London’s most expensive homes are set to outperform those in the rest of the UK residential property market as wealthy buyers remain undeterred by property tax increases, according to a report from Knight Frank LLP.
The estate agent’s broker arm has revealed that price of super-prime houses and flats costing £10 million or more has are estimate to balloon by 5 per cent in 2013.
Values of luxury properties climbed by 6.9 per cent in the past year as buyers competed in a sector with fewer properties available to be sold.
The report also found that 98 deals valued at £10 million or more were completed in the nine months leading up to September, a significant rise from 94 transactions a year earlier in 74 in 2010.
It was also shown that London’s high-end properties have been attracting investors seeking appreciating assets, despite Europe’s on-going financial crisis and the financial and political turmoil in the Middle East.

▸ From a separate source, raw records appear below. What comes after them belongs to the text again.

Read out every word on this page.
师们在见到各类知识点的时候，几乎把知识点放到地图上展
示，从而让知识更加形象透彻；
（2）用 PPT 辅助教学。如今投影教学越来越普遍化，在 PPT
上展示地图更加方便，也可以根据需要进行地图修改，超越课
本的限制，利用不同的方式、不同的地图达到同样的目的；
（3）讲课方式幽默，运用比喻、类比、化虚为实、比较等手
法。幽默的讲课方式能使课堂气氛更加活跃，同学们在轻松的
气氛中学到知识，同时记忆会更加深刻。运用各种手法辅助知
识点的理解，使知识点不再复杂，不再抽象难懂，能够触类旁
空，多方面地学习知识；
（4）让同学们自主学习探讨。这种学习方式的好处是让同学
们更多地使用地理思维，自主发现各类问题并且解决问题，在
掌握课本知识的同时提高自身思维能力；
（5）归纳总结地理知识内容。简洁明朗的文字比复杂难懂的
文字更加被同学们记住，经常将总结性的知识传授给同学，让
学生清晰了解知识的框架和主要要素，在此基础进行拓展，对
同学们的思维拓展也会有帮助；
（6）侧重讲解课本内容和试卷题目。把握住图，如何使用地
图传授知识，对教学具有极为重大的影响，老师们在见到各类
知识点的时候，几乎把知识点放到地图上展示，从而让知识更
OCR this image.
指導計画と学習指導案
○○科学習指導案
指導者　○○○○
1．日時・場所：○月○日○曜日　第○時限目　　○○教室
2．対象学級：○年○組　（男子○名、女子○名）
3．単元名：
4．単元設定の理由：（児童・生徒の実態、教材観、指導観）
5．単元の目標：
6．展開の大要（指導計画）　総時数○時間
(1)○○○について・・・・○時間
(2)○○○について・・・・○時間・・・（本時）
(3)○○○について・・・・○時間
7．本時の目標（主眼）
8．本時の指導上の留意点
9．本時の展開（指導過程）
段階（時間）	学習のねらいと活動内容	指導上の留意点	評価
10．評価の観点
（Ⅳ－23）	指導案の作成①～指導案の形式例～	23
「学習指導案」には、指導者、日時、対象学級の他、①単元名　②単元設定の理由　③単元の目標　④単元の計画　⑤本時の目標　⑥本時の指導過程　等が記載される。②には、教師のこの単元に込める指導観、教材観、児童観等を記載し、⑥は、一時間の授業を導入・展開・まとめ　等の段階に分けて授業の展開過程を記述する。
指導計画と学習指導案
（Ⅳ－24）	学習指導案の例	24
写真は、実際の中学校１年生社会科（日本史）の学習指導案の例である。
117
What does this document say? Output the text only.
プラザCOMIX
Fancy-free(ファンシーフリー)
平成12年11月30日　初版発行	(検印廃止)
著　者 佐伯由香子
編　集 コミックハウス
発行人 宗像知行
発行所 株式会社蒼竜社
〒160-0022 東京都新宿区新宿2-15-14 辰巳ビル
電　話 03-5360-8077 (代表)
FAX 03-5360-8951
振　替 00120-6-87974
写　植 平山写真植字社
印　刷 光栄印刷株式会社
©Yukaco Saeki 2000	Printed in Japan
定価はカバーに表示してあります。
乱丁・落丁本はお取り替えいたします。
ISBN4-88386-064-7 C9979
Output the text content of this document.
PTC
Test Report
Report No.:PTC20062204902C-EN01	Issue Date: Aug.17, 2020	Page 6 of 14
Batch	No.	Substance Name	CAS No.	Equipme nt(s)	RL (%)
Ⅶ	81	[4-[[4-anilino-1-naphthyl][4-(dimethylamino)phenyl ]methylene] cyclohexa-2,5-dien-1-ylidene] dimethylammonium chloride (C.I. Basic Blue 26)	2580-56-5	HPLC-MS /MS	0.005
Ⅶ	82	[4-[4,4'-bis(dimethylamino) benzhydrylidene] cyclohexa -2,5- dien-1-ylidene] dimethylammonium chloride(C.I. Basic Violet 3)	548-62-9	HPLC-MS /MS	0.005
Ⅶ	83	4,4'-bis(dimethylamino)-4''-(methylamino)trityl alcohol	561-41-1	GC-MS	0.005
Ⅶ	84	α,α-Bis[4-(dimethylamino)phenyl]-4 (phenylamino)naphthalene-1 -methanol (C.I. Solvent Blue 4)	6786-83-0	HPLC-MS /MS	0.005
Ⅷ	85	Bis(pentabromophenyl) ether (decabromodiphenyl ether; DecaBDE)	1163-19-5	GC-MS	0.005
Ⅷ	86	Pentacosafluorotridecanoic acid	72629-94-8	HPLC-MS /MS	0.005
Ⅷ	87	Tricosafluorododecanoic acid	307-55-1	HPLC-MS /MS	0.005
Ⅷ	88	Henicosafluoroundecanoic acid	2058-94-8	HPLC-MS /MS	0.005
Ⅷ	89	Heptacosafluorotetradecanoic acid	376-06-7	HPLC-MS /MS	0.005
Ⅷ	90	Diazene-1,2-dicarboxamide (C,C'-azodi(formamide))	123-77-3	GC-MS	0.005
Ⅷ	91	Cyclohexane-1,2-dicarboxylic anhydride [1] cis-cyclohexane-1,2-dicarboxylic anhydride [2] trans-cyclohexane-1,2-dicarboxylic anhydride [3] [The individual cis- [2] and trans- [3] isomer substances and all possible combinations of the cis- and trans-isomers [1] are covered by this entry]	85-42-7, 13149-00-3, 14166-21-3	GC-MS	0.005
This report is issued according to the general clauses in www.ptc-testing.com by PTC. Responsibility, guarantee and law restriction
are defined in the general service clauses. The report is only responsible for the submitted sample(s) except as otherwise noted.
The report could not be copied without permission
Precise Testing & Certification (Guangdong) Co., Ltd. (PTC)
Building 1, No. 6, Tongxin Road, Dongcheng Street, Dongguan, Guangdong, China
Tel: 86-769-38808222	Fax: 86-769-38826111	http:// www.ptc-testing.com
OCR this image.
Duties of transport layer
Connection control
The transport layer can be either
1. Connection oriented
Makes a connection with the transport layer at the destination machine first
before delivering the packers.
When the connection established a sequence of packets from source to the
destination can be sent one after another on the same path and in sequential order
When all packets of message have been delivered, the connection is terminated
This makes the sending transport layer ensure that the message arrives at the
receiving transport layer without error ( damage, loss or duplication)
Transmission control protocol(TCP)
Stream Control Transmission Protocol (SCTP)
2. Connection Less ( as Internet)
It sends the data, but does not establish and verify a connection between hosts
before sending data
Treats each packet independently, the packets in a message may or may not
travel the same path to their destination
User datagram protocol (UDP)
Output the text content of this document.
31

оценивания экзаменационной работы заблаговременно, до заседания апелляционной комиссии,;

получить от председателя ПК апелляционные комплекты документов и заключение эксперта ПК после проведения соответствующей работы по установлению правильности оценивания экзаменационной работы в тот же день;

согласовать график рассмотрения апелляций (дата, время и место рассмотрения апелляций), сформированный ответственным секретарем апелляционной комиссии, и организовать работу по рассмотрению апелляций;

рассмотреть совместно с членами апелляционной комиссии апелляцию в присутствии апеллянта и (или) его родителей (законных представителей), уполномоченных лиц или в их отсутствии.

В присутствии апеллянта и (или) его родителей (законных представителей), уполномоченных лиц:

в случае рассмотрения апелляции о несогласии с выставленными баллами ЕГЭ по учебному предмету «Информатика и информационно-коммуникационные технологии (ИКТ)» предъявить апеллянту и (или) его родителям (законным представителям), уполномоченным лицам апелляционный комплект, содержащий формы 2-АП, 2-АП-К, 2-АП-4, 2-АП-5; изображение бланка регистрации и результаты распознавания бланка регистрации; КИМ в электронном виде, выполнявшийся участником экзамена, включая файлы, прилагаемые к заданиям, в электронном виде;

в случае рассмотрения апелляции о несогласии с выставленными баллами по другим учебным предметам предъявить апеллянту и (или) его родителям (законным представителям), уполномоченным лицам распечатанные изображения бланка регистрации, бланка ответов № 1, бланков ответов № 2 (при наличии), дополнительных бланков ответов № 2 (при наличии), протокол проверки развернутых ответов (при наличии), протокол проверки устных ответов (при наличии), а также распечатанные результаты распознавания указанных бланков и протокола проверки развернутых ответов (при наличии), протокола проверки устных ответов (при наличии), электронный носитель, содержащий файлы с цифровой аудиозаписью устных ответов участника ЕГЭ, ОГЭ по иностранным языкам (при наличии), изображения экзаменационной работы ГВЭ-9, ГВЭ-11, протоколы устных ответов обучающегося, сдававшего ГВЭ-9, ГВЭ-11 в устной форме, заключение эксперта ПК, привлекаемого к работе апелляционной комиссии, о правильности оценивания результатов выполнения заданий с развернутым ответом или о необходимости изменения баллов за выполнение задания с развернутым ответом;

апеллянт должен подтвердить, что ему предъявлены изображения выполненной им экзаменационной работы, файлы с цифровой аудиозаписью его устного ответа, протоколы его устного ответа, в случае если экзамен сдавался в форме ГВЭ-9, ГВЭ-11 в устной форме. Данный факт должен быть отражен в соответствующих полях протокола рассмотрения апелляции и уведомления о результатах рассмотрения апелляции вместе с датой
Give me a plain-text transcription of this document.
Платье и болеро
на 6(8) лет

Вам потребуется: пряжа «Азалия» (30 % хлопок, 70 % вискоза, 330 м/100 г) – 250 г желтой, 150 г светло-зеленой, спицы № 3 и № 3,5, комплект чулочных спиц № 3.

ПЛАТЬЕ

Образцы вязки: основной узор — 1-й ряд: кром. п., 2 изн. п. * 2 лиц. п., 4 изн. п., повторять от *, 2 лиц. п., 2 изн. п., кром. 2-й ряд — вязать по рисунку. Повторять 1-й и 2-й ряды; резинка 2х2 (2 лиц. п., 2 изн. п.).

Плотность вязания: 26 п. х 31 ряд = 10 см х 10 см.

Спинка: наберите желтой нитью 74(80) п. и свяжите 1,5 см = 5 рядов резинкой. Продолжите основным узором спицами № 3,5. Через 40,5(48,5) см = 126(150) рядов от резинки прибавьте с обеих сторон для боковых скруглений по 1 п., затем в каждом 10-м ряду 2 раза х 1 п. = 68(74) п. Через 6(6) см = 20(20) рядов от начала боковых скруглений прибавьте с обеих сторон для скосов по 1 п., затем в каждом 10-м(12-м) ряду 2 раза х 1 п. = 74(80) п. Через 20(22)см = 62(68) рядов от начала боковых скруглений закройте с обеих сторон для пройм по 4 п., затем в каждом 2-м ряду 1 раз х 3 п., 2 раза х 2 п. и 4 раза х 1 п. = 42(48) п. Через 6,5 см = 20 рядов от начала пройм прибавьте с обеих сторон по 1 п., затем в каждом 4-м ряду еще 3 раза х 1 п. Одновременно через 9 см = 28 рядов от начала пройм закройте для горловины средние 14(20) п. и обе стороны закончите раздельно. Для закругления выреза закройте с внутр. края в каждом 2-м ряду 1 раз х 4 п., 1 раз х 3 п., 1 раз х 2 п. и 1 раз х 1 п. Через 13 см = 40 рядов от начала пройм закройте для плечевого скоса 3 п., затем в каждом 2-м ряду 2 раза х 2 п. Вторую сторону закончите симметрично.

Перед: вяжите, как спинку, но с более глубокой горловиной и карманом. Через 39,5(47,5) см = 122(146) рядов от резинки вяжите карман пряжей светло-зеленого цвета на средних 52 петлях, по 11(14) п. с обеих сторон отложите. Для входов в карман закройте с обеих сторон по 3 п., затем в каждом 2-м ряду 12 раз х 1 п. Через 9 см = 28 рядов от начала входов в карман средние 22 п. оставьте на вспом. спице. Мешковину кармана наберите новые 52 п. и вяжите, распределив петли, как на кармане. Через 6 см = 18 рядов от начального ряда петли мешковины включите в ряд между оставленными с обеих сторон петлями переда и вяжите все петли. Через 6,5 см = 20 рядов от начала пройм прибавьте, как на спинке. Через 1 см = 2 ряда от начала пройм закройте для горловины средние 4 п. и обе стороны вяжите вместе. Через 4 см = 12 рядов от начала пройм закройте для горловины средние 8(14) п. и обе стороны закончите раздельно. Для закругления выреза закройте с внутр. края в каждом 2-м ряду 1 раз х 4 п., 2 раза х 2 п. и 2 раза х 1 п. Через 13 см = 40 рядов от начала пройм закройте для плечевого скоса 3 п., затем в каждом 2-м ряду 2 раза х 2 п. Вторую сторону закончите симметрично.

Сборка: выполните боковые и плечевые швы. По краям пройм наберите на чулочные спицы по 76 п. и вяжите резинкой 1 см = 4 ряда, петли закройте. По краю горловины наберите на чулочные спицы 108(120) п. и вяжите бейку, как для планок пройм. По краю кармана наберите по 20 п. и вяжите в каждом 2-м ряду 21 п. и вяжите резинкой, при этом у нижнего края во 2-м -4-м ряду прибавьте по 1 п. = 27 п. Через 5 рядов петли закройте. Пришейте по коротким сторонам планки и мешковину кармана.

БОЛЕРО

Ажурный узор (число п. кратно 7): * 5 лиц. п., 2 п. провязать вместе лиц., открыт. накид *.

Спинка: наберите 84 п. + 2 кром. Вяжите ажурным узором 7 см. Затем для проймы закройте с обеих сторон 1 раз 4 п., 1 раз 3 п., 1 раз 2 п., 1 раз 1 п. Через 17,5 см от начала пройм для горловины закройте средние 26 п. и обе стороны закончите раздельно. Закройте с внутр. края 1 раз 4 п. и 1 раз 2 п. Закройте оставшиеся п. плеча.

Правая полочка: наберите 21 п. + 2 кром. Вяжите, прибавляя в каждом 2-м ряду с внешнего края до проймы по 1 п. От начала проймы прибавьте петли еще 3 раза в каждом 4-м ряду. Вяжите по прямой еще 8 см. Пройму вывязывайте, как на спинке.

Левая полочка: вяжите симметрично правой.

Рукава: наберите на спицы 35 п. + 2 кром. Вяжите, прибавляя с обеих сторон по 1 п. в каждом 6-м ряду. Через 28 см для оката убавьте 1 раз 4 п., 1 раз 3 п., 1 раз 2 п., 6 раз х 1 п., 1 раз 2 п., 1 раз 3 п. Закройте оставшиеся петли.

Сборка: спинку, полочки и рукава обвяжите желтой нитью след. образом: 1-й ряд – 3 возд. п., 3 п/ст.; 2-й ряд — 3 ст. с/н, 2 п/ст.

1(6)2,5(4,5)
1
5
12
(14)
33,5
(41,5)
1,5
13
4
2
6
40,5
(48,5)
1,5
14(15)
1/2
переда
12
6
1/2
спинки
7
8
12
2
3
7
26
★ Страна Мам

Luxury properties are often bought by shell companies set up in tax havens – such as the Cayman Islands – to avoid expensive taxes implemented by the government.
Most recently, Chancellor of the Exchequer George Osborne introduced a stamp duty rate of 15 per cent on all properties bought from overseas, with homes worth in excess of £2 million levying a 7 per cent charge.
Prior to the introduction of these taxes, 32 per cent of homes worth over £10 million were purchased by offshore companies, a figure which has since dropped to 3.8 per cent.
Taxes have mostly affected luxury properties whose value lies between £2 million and £5 million – sales in this bracket fell by 44 per cent in Q3 2012, when compared with the same period in the previous year.
For homes worth less than £2 million, however, house sales were found to have increased by 13 per cent.
Liam Bailey, Knight Frank’s head of residential research, said: “Stock in this segment is very limited. The population of very wealthy potential buyers has been rising strongly over the past two years and looks set to rise into 2013.”